This seemingly small part of the project turned out to be a place where I immersed myself more than I expected.
The initial objective was to protect the ventilation exhaust pipes from sun (they are made of plastic), rain and rodents. But as it came into being I felt it was a surprisingly prominent aesthetic element that invited me to give it more attention.
I was not able to give this all the attention and quality I wanted because of numerous constraints, especially, in this case, the position of the pipes makes it difficult/precarious to reach.
The first step was to build forms in place (no pictures) and to pour a concrete base.
The next step was to build a brick chimney. I felt comfortable with bricklaying from my experience with rocket stoves. I did experiment with a new (to me) mortar mix (1 lime : 1 concrete : 6 sand). I quickly gave up on trying to lay the bricks perfectly level because of the limited access to the work. I tried to incorporate some anchoring mechanisms into the chimney.
Then it was off to figure out how to design, build and install the head of the chimney. Originally I wanted to create a triangle-shaped roof. But as the chimney came up and took on character in relationship to the cellar, that felt wrong. A more soft and round form appeared in my mind and I set out to draw it … make cutting templates … and finally into the workshop to make it.
First came the base:
… and on top of it … the arch form I envisioned.
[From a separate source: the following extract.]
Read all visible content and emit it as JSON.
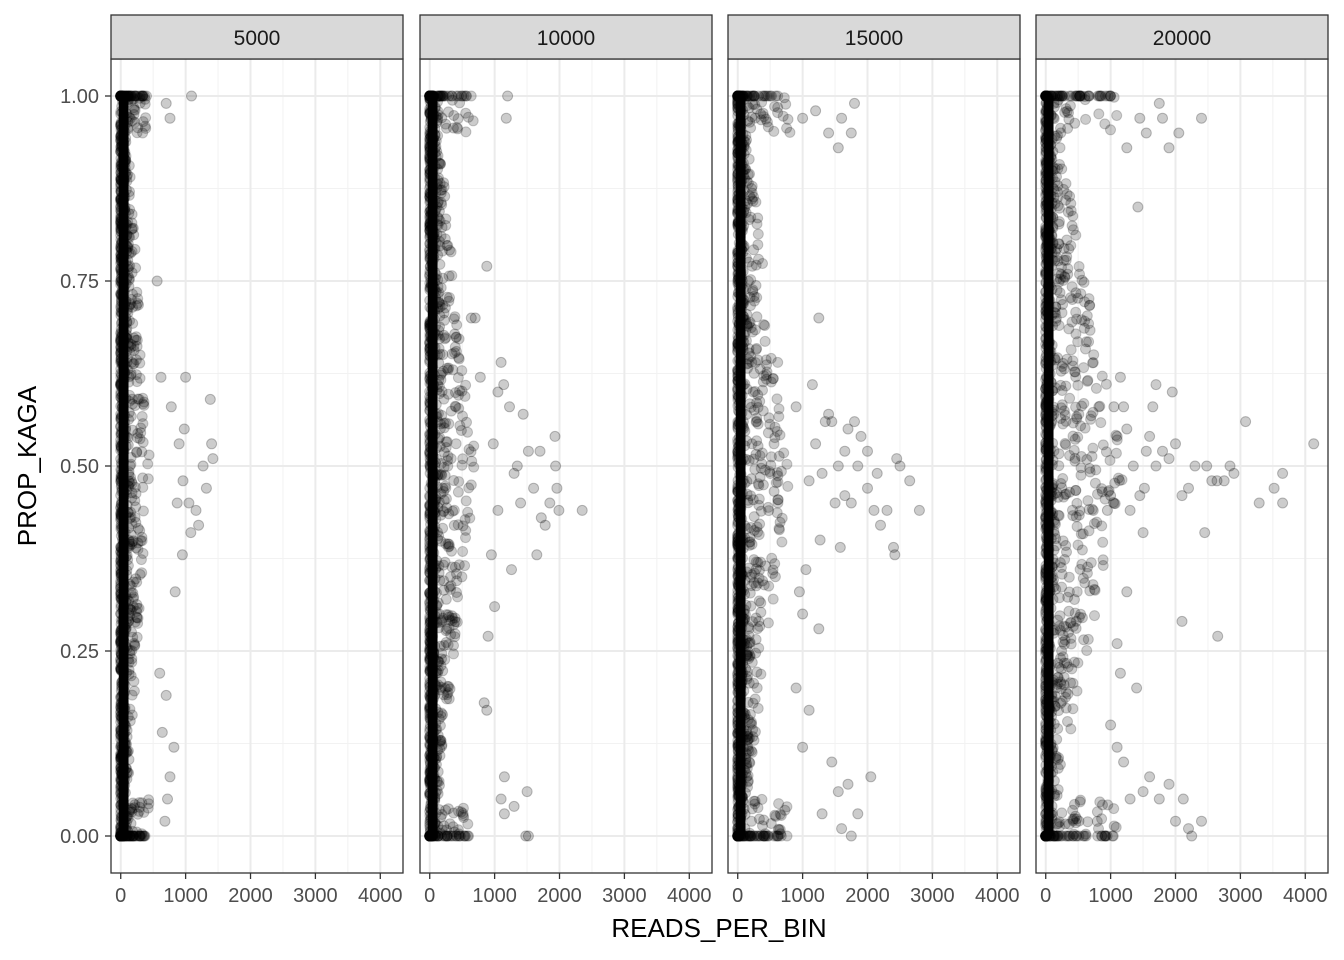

After a dry-assembly failed I made a change that would make assembly of the two parts easier … then it was off to char and oil all the wood surfaces:
Next was partially fixing the wire mesh onto the base:
… and initially assembly of the base (to get a sense of progress and make space in the workshop):
Then came the metal-roof preparation. First measuring real sizes and cutting the sheet to size and bending it. I’ve got a slightly tedious but fairly reliable strategy for bending:
In reality it was a sequence of bending and cutting actions that led to a sheet that could be bent and folded onto the curved arch.
… and then mounting it and nailing down the mesh and:
I am not confident that my anchoring strategy has worked ou well … so we will see if this thing holds in high winds or if it will need some reworking next spring!